Durante los juegos de escritura, descubrieron que tienen creatividad, que son capaces de hilar historias, de jugar con las palabras, de escribir poemas, recetarios, cartas, de establecer y conformar diálogos con otras personas, de apropiarse y sentir como los personajes de la literatura.

Ante el cuestionamiento de por qué no les gusta leer, recibimos respuestas como “es aburrido”, “me duermo”, “no le entiendo”, y la clásica (y falsa, “no tengo tiempo”).

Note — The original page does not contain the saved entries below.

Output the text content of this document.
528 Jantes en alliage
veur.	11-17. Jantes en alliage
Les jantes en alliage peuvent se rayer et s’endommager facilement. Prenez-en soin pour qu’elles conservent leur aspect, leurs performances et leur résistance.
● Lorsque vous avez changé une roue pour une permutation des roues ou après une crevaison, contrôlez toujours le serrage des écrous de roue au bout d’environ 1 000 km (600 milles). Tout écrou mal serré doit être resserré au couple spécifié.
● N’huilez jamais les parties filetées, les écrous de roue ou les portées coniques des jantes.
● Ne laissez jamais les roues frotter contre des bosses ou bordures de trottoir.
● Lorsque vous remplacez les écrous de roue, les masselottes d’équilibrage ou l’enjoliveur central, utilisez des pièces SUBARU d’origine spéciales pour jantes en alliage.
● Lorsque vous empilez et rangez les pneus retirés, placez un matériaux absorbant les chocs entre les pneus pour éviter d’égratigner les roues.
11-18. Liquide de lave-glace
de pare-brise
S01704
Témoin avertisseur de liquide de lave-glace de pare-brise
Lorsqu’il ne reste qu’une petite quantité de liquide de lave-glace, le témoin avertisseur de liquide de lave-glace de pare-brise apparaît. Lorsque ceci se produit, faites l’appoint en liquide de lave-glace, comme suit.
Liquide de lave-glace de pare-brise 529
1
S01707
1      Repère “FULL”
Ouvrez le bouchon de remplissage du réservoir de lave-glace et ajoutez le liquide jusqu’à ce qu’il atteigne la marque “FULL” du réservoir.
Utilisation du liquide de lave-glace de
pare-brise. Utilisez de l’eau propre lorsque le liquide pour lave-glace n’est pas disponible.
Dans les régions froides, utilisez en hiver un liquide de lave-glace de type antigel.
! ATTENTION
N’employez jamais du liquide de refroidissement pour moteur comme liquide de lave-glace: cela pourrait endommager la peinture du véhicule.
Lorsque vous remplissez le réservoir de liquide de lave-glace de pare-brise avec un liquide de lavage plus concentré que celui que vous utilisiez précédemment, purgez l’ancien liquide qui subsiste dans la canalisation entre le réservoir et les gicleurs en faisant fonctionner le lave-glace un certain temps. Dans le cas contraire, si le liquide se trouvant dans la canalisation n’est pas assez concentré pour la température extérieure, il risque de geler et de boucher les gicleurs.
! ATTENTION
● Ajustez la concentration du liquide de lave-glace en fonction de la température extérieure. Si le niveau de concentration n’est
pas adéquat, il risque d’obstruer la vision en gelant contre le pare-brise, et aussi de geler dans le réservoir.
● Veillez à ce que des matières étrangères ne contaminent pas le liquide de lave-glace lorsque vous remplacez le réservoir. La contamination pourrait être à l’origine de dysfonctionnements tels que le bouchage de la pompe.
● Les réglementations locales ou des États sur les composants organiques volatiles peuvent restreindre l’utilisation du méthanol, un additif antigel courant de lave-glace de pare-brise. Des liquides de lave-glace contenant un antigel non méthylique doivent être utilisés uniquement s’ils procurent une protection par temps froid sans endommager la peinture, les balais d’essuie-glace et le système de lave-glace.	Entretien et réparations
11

Después de la actividad, donde sólo se les pedía silencio, un silencio inicial, porque conforme avanzaba la lectura (fragmentos o cuentos de El cartero de Neruda, Un hilito de sangre, “El huésped” de Amparo Dávila, Querido Diego, te abraza Quiela, mis caballitos de batalla), ellos mismos iban exigiendo el silencio de sus compañeros, que a decir verdad, fue roto en pocas ocasiones.

Cuando se les decía que habíamos leído tantos capítulos o determinado número de páginas, se sorprendían, ¿cómo habían pasado dos horas sin darnos cuenta? La respuesta es sencilla. Además de la selección, hilamos una tenue red entre ellos y el texto a partir de preguntas, siempre en la posibilidad de no ser respondidas, pero siempre con la colaboración de ellos.

Una primera conclusión derivada de esta experiencia es: la formación de lectores (sea en el espacio que sea) debe distinguirse por ser una actividad flexible, que conmine, invite, no obligue.

Publicado en "La Gualdra", suplemento cultural de La Jornada Zacatecas, noviembre 5 de 2012.